A command line information extraction tool which works with Swedish text. The tool performs various natural language processing tasks, such as parsing, named entity recognition and information extraction. Swedish text can either be input using custom files in the input_data
directory, or sample data generated from the SUC 3.0 corpus in training_data
.
This tool was written alongside my undergraduate level dissertation which explored Natural Language Processing with Swedish text.

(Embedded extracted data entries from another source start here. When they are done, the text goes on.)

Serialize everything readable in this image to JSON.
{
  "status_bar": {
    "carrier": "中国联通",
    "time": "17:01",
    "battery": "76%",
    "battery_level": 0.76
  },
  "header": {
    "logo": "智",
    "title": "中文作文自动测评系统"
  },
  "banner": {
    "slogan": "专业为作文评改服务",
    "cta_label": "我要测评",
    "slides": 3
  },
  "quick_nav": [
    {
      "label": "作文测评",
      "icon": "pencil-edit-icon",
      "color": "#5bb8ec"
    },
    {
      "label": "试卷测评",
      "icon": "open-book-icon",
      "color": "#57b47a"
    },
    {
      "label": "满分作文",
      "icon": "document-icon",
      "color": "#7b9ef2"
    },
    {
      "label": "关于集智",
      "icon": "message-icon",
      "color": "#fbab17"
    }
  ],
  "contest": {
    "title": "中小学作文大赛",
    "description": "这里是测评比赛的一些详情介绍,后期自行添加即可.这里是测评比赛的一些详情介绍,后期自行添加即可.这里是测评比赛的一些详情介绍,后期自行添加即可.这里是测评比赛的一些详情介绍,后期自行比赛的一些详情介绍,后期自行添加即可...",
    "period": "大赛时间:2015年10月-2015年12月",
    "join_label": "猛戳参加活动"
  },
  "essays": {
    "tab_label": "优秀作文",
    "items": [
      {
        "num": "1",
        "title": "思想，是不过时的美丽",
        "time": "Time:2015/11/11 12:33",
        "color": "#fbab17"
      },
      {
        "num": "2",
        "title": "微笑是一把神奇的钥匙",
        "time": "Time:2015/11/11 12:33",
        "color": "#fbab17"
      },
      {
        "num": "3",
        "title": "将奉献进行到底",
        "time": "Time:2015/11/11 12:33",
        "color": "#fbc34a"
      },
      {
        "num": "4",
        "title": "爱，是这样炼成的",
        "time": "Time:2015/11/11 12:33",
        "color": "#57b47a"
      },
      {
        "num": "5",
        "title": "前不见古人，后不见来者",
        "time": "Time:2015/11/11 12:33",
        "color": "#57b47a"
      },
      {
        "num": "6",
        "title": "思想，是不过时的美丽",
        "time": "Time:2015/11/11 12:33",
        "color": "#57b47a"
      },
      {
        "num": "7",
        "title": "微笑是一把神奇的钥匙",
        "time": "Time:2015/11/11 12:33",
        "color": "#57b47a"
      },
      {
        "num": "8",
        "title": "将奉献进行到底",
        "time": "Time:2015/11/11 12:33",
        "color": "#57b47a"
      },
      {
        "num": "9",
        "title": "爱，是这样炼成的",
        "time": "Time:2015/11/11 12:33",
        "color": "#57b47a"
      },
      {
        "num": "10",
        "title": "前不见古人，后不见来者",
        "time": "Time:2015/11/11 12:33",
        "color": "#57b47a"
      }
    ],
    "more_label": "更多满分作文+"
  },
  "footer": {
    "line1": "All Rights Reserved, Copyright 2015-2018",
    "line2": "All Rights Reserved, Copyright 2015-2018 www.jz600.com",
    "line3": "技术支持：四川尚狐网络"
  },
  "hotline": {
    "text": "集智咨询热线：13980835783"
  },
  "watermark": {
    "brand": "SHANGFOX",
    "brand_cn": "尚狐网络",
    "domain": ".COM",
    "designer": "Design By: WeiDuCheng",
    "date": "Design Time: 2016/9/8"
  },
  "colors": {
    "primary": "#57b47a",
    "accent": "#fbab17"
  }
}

In order to use the tool, various packages need to be installed. It is recommended that the package installer, pip, is used for this process. Installation can be achieved using the following command:
$ pip3 install -r requirements.txt
Once the packages are installed, the tool can be ran using the command:
$ python3 sv_information_extraction mode source
mode can be either: parse
for the parser module, ner
for the ner module, or ie
for the information extraction module.
source can be either a filename, such as sample_swedish.txt
, which is provided out of the box, or --sample
which uses excerpts from SUC 3.0. In order to use the SUC 3.0 corpus, it must first be downloaded from here and placed in the training_data
folder with the filename "suc3.xml".
Python 3 is the recommended version to be used with this tool, following the official deprecation of Python 2.
The tool requires a model to operate. Models can be created through custom spaCy pipelines or downloaded from the internet. The model which was used during development was the sv_model_xpos
model available here. There are both UPOS and XPOS-tagged models available, with the XPOS model using Swedish-specific tags, while UPOS uses universal tags. These models have very small differences in performance between them and are both sufficient.
Pull requests are welcome. For major changes, please open an issue first to discuss what you would like to change.
Please make sure to update tests as appropriate.
It is worth noting that this is a legacy-style archive, and likely won't be updated.